21/11/2005

En dérangement



Je pense à "Happy and bleeding" de PJ Harvey à chaque fois que j'ai mes règles, cette impression bizarre de se vider entièrement de son sang, le truc dont on ne parle pas dans les pubs des tampons qui sentent le pin des Landes et des serviettes hygiéniques avec lesquelles tu peux faire les chorés pourries de Kamel Ouali. C'est presque malsain. Plus le ouikend passé à regarder Fight Club, La trilogie du sabre, à relire American Psycho, à dessiner des animaux mignons qui disent des trucs salaces, à la fin, je me sentais mentalement destabilisée, ce qui m'a amené à rêver que j'avais super envie de sortir avec Sarkozy et que pour le lui faire comprendre, je lui mettais une main au cul.

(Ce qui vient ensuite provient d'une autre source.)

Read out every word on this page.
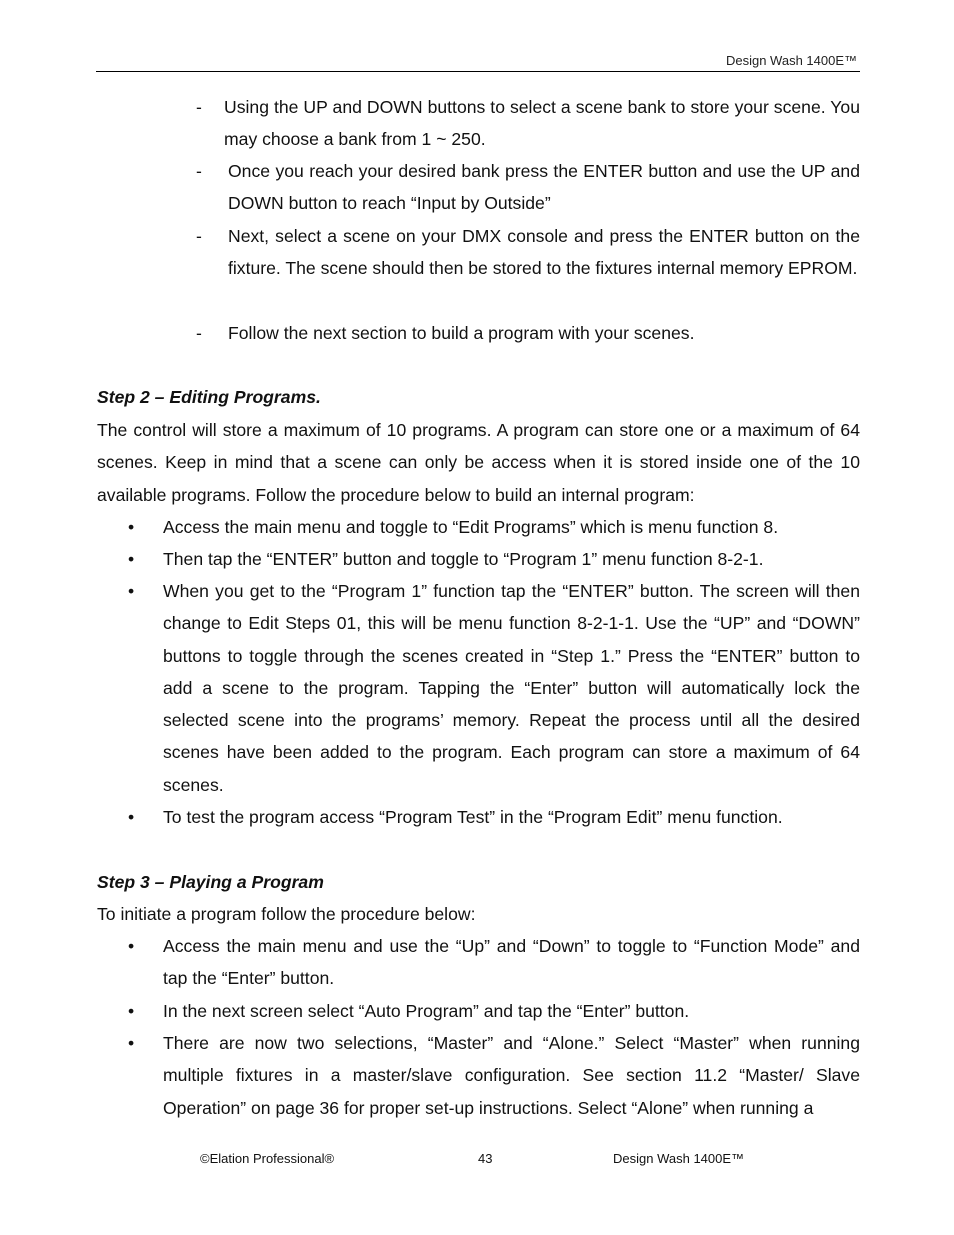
Design Wash 1400E™
- Using the UP and DOWN buttons to select a scene bank to store your scene. You may choose a bank from 1 ~ 250.
- Once you reach your desired bank press the ENTER button and use the UP and DOWN button to reach “Input by Outside”
- Next, select a scene on your DMX console and press the ENTER button on the fixture. The scene should then be stored to the fixtures internal memory EPROM.
- Follow the next section to build a program with your scenes.
Step 2 – Editing Programs.

The control will store a maximum of 10 programs. A program can store one or a maximum of 64 scenes. Keep in mind that a scene can only be access when it is stored inside one of the 10 available programs. Follow the procedure below to build an internal program:

• Access the main menu and toggle to “Edit Programs” which is menu function 8.
• Then tap the “ENTER” button and toggle to “Program 1” menu function 8-2-1.
• When you get to the “Program 1” function tap the “ENTER” button. The screen will then change to Edit Steps 01, this will be menu function 8-2-1-1. Use the “UP” and “DOWN” buttons to toggle through the scenes created in “Step 1.” Press the “ENTER” button to add a scene to the program. Tapping the “Enter” button will automatically lock the selected scene into the programs’ memory. Repeat the process until all the desired scenes have been added to the program. Each program can store a maximum of 64 scenes.
• To test the program access “Program Test” in the “Program Edit” menu function.
Step 3 – Playing a Program

To initiate a program follow the procedure below:

• Access the main menu and use the “Up” and “Down” to toggle to “Function Mode” and tap the “Enter” button.
• In the next screen select “Auto Program” and tap the “Enter” button.
• There are now two selections, “Master” and “Alone.” Select “Master” when running multiple fixtures in a master/slave configuration. See section 11.2 “Master/ Slave Operation” on page 36 for proper set-up instructions. Select “Alone” when running a
©Elation Professional®	43	Design Wash 1400E™
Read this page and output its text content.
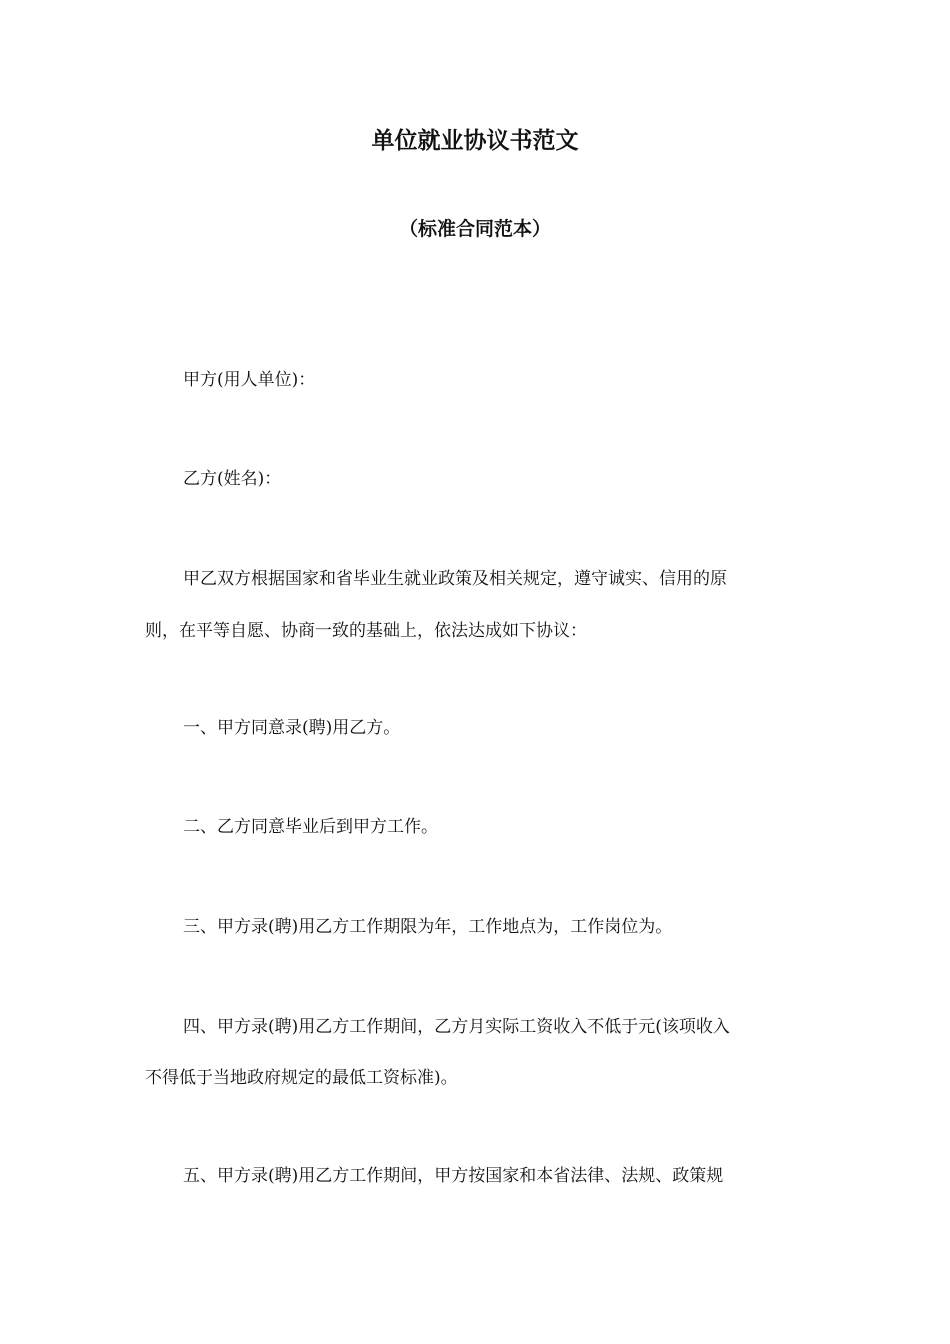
单位就业协议书范文
（标准合同范本）

甲方(用人单位)：

乙方(姓名)：

甲乙双方根据国家和省毕业生就业政策及相关规定，遵守诚实、信用的原

则，在平等自愿、协商一致的基础上，依法达成如下协议：

一、甲方同意录(聘)用乙方。

二、乙方同意毕业后到甲方工作。

三、甲方录(聘)用乙方工作期限为年，工作地点为，工作岗位为。

四、甲方录(聘)用乙方工作期间，乙方月实际工资收入不低于元(该项收入

不得低于当地政府规定的最低工资标准)。

五、甲方录(聘)用乙方工作期间，甲方按国家和本省法律、法规、政策规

En fait, je me suis rendue compte (enfin, je le savais déjà évidemment sans vraiment me l'avouer) que je passais beaucoup de temps à me préserver, parce que je suis certaine que je pourrais très facilement déraper. Du coup, je vis dans une espèce de modération, et je suis mal à l'aise très facilement devant un livre qui me procure des angoisses, une musique qui réveille en moi un mal-être. Je suis la reine du contournement. Souvent, quand je pense à ce que j'ai accompli plus jeune, je me dis "mais comment ai-je pu faire ça?" car je m'en sentirais tout à fait incapable à l'heure actuelle.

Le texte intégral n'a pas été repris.